How can I tell if my stucco can be repaired?

The best way to tell if your stucco can be repaired or if it requires replacement is to hire a pro for a siding inspection. They have the knowledge and experience to accurately diagnose the root cause of your stucco issues, are best placed to tell if the stucco needs repairing or replacement, and which is the most cost-effective solution for you.

Are cracks in stucco a serious problem?

Hairline cracks in stucco aren't particularly serious, but they do need fixing as soon as you spot them. While not serious in themselves, hairline cracks provide ingress for water, letting moisture slowly penetrate the stucco, which can cause significant and expensive issues over time. Hairline cracks are easy and affordable to fix yourself. However, wider and deeper cracks are more significant and require professional inspection and remediation.

How can I tell if there’s water behind my stucco?

While not conclusive, one of the main signs of water behind stucco is unexplained cracks. You may also notice chips and chunks of stucco breaking off.
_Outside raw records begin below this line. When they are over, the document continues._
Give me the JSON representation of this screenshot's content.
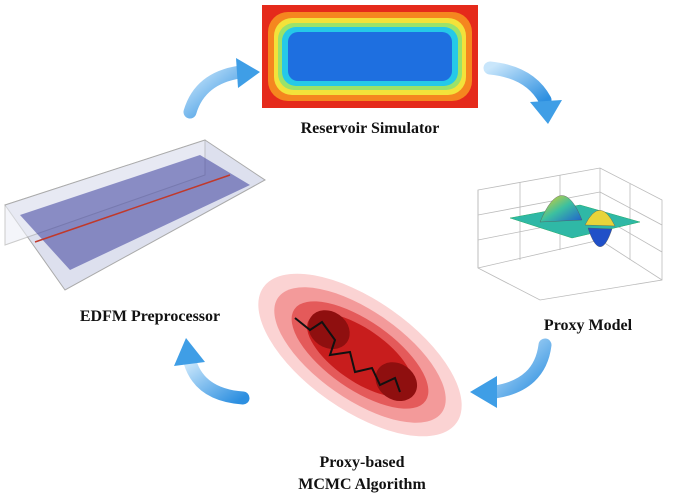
{
  "nodes": [
    {
      "label": "Reservoir Simulator"
    },
    {
      "label": "Proxy Model"
    },
    {
      "lines": [
        "Proxy-based",
        "MCMC Algorithm"
      ]
    },
    {
      "label": "EDFM Preprocessor"
    }
  ]
}
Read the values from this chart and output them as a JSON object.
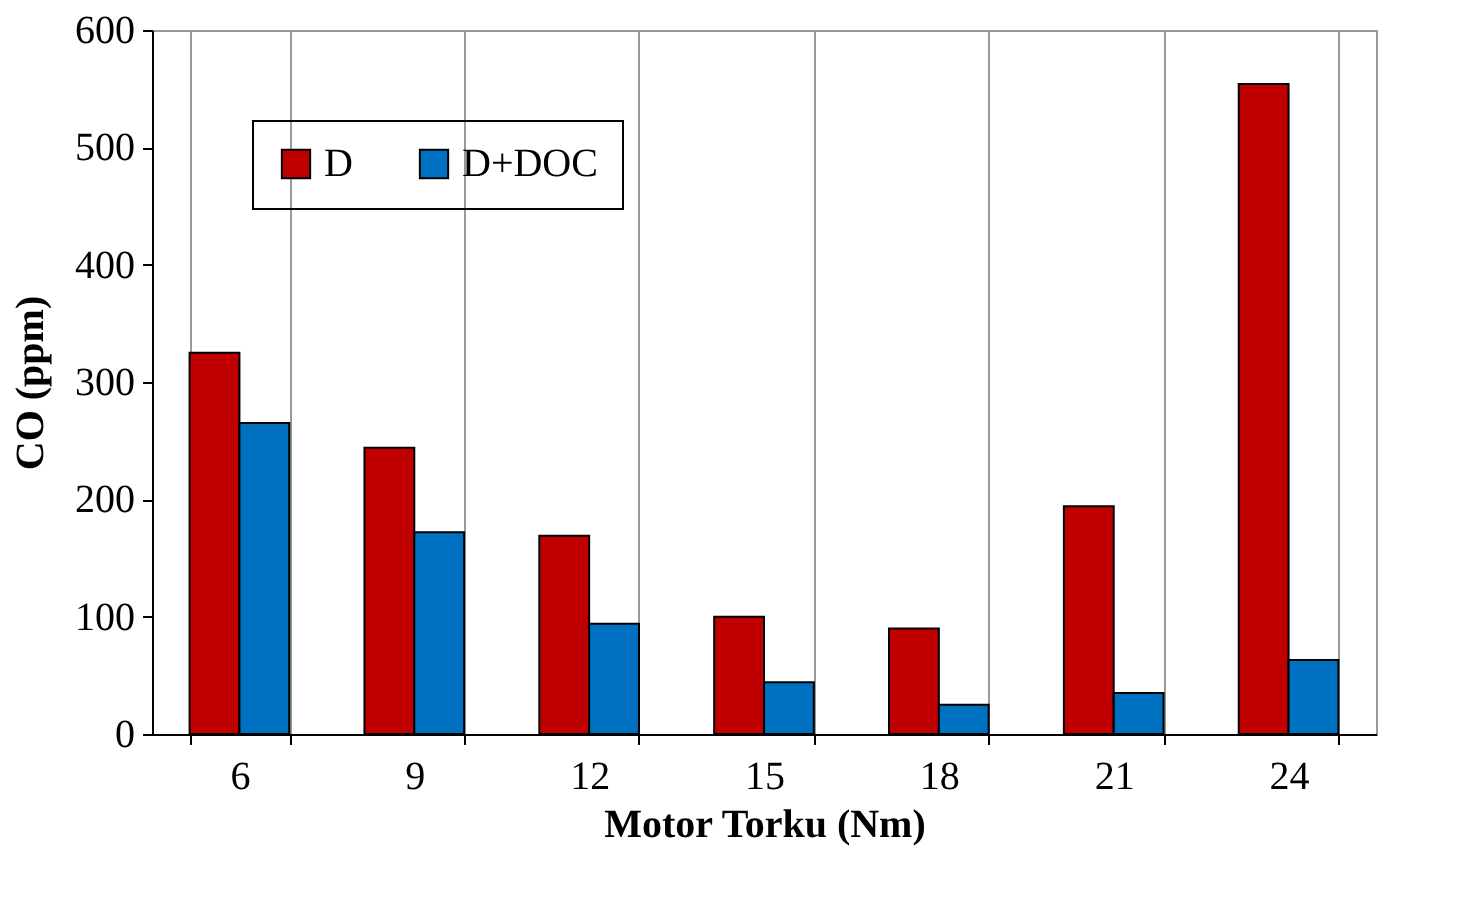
{
  "chart_data": {
    "type": "bar",
    "xlabel": "Motor Torku (Nm)",
    "ylabel": "CO (ppm)",
    "categories": [
      "6",
      "9",
      "12",
      "15",
      "18",
      "21",
      "24"
    ],
    "series": [
      {
        "name": "D",
        "color": "#c00000",
        "values": [
          325,
          244,
          169,
          100,
          90,
          194,
          554
        ]
      },
      {
        "name": "D+DOC",
        "color": "#0070c0",
        "values": [
          265,
          172,
          94,
          44,
          25,
          35,
          63
        ]
      }
    ],
    "ylim": [
      0,
      600
    ],
    "yticks": [
      0,
      100,
      200,
      300,
      400,
      500,
      600
    ],
    "grid": "x",
    "legend": "top left"
  }
}
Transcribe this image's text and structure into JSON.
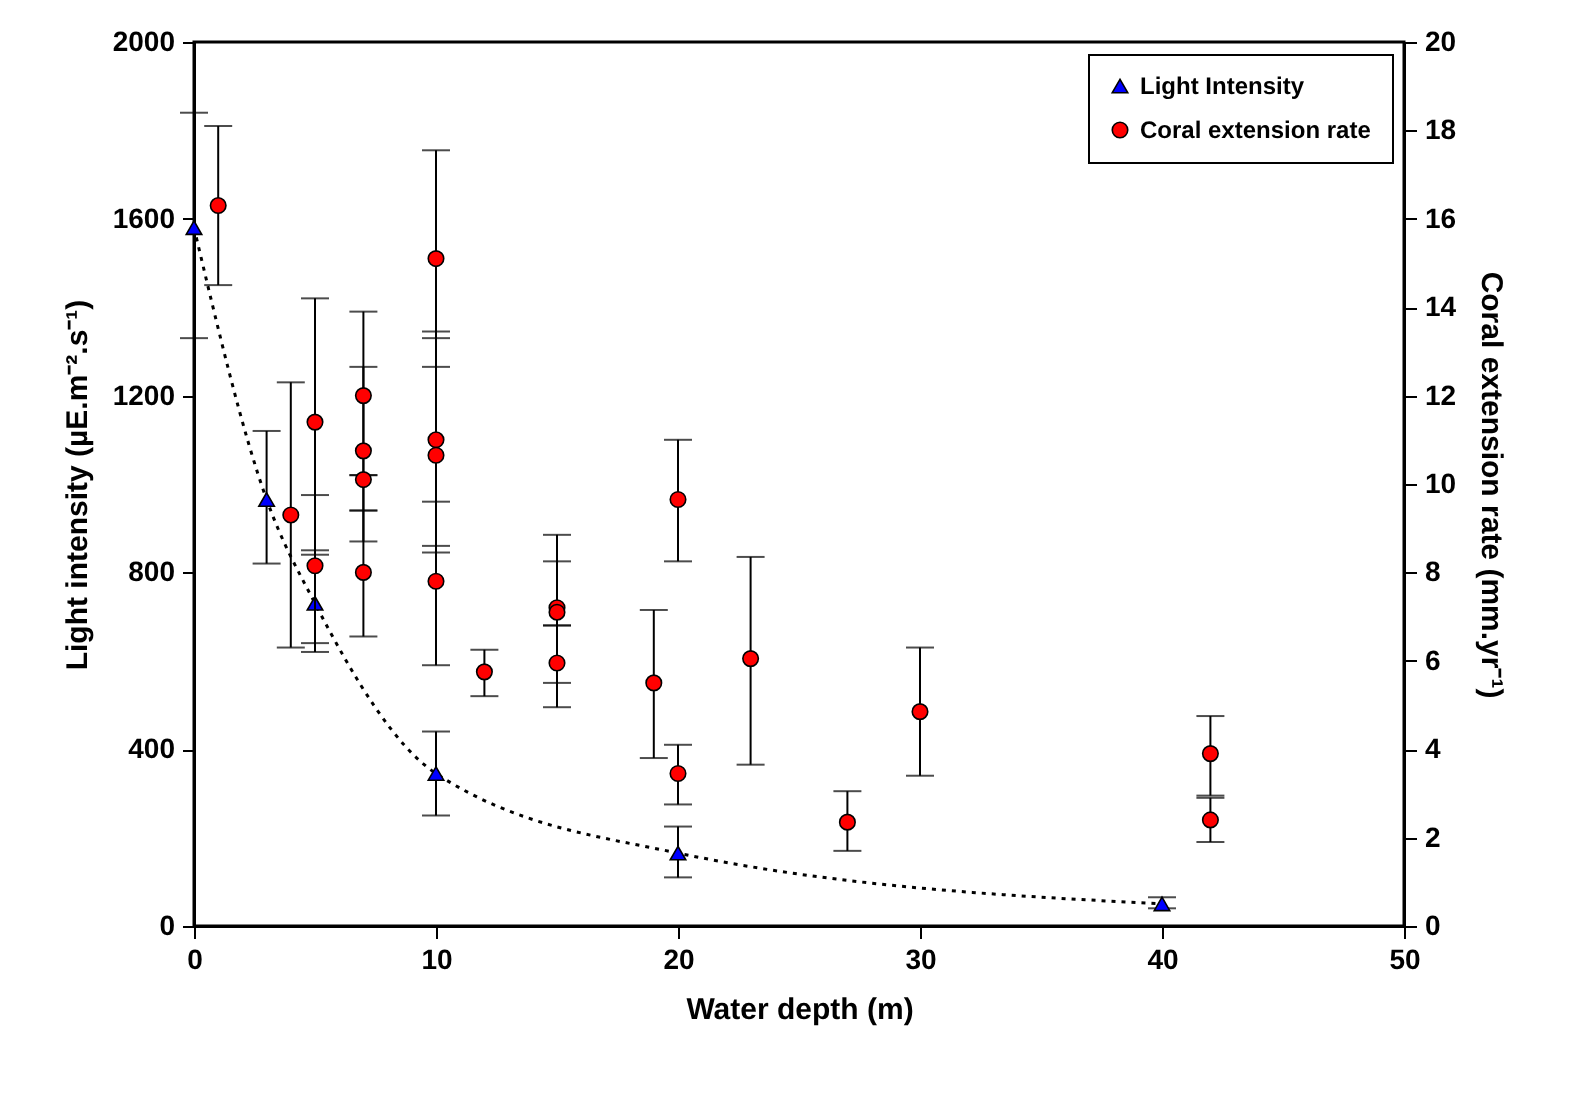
{
  "chart_data": {
    "type": "scatter",
    "xlabel": "Water depth (m)",
    "ylabel": "Light intensity (µE.m⁻².s⁻¹)",
    "y2label": "Coral extension rate (mm.yr⁻¹)",
    "xlim": [
      0,
      50
    ],
    "xticks": [
      0,
      10,
      20,
      30,
      40,
      50
    ],
    "ylim": [
      0,
      2000
    ],
    "yticks": [
      0,
      400,
      800,
      1200,
      1600,
      2000
    ],
    "y2lim": [
      0,
      20
    ],
    "y2ticks": [
      0,
      2,
      4,
      6,
      8,
      10,
      12,
      14,
      16,
      18,
      20
    ],
    "grid": false,
    "legend": "top right",
    "series": [
      {
        "name": "Light Intensity",
        "type": "line",
        "color": "#0000ff",
        "marker": "triangle",
        "line_style": "dotted",
        "x": [
          0,
          3,
          5,
          10,
          20,
          40
        ],
        "values": [
          1580,
          965,
          730,
          345,
          165,
          50
        ],
        "errors": [
          [
            1330,
            1840
          ],
          [
            820,
            1120
          ],
          [
            640,
            840
          ],
          [
            250,
            440
          ],
          [
            110,
            225
          ],
          [
            40,
            65
          ]
        ]
      },
      {
        "name": "Coral extension rate",
        "axis": "y2",
        "color": "#ff0000",
        "marker": "circle",
        "x": [
          1,
          4,
          5,
          5,
          7,
          7,
          7,
          7,
          10,
          10,
          10,
          10,
          12,
          15,
          15,
          15,
          19,
          20,
          20,
          23,
          27,
          30,
          42,
          42
        ],
        "values": [
          16.3,
          9.3,
          11.4,
          8.15,
          12.0,
          10.75,
          10.1,
          8.0,
          15.1,
          11.0,
          10.65,
          7.8,
          5.75,
          7.2,
          7.1,
          5.95,
          5.5,
          9.65,
          3.45,
          6.05,
          2.35,
          4.85,
          3.9,
          2.4
        ],
        "errors": [
          [
            14.5,
            18.1
          ],
          [
            6.3,
            12.3
          ],
          [
            8.5,
            14.2
          ],
          [
            6.2,
            9.75
          ],
          [
            10.2,
            13.9
          ],
          [
            8.7,
            12.65
          ],
          [
            9.4,
            10.2
          ],
          [
            6.55,
            9.4
          ],
          [
            12.65,
            17.55
          ],
          [
            8.6,
            13.45
          ],
          [
            8.45,
            13.3
          ],
          [
            5.9,
            9.6
          ],
          [
            5.2,
            6.25
          ],
          [
            5.5,
            8.85
          ],
          [
            6.8,
            8.25
          ],
          [
            4.95,
            6.8
          ],
          [
            3.8,
            7.15
          ],
          [
            8.25,
            11.0
          ],
          [
            2.75,
            4.1
          ],
          [
            3.65,
            8.35
          ],
          [
            1.7,
            3.05
          ],
          [
            3.4,
            6.3
          ],
          [
            2.95,
            4.75
          ],
          [
            1.9,
            2.9
          ]
        ]
      }
    ]
  }
}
Missing caulking or caulk gapping and cracking around windows and doors is another indicator that you may have moisture buildup behind your stucco. 

If your stucco still looks or feels damp several days after rain, or if you have spots that are always discolored, damp-looking, or soft, these issues strongly suggest moisture problems and need professional help. You may also find that the drywall inside your home, below windows, feels soft; this indicates moisture behind the stucco, damaging your home's walls from the outside-in.